Countless squares of shattered glass were scattered across the asphalt. Like seeds thrown to barren earth where they can never take root. Under her feet the glass ground against the pavement and cut into her flesh.

Where was her shoe?

Wind whistled in her ears, but she couldn’t feel it on her face. Everything was loud, roaring, screaming, but she couldn’t make any of it out. Cupping her hand to her ear, she found it wet and sticky. She pulled her hand back and stared at it.

Color was smeared across her fingers. It alternated bright red or rich brown in the flashing lights. She looked up toward the blue and red lights, holding her hand over her eyes and squinting into the brightness. All of a sudden she felt very, very dizzy.
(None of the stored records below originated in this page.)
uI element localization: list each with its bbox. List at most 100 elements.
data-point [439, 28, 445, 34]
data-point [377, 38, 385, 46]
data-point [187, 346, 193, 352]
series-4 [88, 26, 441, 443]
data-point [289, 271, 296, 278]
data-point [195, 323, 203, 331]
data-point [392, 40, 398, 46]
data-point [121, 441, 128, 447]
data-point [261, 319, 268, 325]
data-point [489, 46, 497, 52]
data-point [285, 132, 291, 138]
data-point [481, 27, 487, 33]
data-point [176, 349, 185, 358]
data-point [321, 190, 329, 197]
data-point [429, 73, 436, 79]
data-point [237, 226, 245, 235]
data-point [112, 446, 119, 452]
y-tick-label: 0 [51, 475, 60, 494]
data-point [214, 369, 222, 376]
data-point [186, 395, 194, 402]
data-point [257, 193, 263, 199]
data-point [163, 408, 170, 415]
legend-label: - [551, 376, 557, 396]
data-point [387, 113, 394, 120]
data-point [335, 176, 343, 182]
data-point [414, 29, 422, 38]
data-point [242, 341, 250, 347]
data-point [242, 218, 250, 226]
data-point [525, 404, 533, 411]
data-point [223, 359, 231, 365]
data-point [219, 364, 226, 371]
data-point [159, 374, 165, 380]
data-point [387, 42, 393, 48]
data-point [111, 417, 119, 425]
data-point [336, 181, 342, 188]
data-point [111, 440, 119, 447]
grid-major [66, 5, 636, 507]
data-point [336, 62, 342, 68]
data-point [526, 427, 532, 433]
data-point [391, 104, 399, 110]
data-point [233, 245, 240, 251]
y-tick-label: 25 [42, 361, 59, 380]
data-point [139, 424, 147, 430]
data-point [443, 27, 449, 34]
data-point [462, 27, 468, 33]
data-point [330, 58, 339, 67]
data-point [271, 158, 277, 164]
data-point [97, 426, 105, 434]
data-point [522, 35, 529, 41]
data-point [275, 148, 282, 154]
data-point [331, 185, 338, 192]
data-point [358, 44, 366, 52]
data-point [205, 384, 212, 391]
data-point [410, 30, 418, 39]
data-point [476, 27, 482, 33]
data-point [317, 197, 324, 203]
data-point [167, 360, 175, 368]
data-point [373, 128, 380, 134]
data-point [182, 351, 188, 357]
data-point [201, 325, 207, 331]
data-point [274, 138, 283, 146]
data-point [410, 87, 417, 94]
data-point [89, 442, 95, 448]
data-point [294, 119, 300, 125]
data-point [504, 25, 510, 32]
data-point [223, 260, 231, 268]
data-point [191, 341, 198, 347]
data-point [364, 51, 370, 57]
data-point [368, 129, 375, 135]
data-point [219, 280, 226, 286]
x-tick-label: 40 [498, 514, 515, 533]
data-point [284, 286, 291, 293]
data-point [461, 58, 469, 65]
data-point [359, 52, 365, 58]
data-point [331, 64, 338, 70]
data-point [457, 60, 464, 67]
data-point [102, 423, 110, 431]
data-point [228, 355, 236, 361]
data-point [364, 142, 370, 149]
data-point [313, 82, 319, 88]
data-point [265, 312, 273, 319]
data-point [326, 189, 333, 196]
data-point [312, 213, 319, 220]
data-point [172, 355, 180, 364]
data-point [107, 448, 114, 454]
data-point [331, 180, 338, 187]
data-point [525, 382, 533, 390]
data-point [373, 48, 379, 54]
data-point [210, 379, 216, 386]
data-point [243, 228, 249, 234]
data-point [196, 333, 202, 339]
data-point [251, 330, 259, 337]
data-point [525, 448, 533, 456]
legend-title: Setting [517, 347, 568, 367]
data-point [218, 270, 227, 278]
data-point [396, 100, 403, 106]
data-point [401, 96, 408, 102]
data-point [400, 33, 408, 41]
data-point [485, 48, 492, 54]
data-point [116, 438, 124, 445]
Out of the light, a figure strode toward her, catching her as she felt her knees give out.

“Ma’am? You’ve been in a car accident. Are you alright? Do you know where you are?”

The face of a handsome man looked down at her, she smiled then tried to brush the hair out of her face, leaving behind a smear of blood.

“I can’t find my shoe.”

Memphis Note
For several years, the intersection of Riverdale and Winchester was the most dangerous intersection in the state for car accidents. The large number of traffic lights, the broad streets, and the dozens of turnins to the retail establishments meant you never knew where danger was going to come from. Accidents were happening at least once a day, many of them injury accidents. In recent years, the number of wrecks has decreased due to most of the key stores moving to safer areas of the city, causing a decrease in the area’s traffic.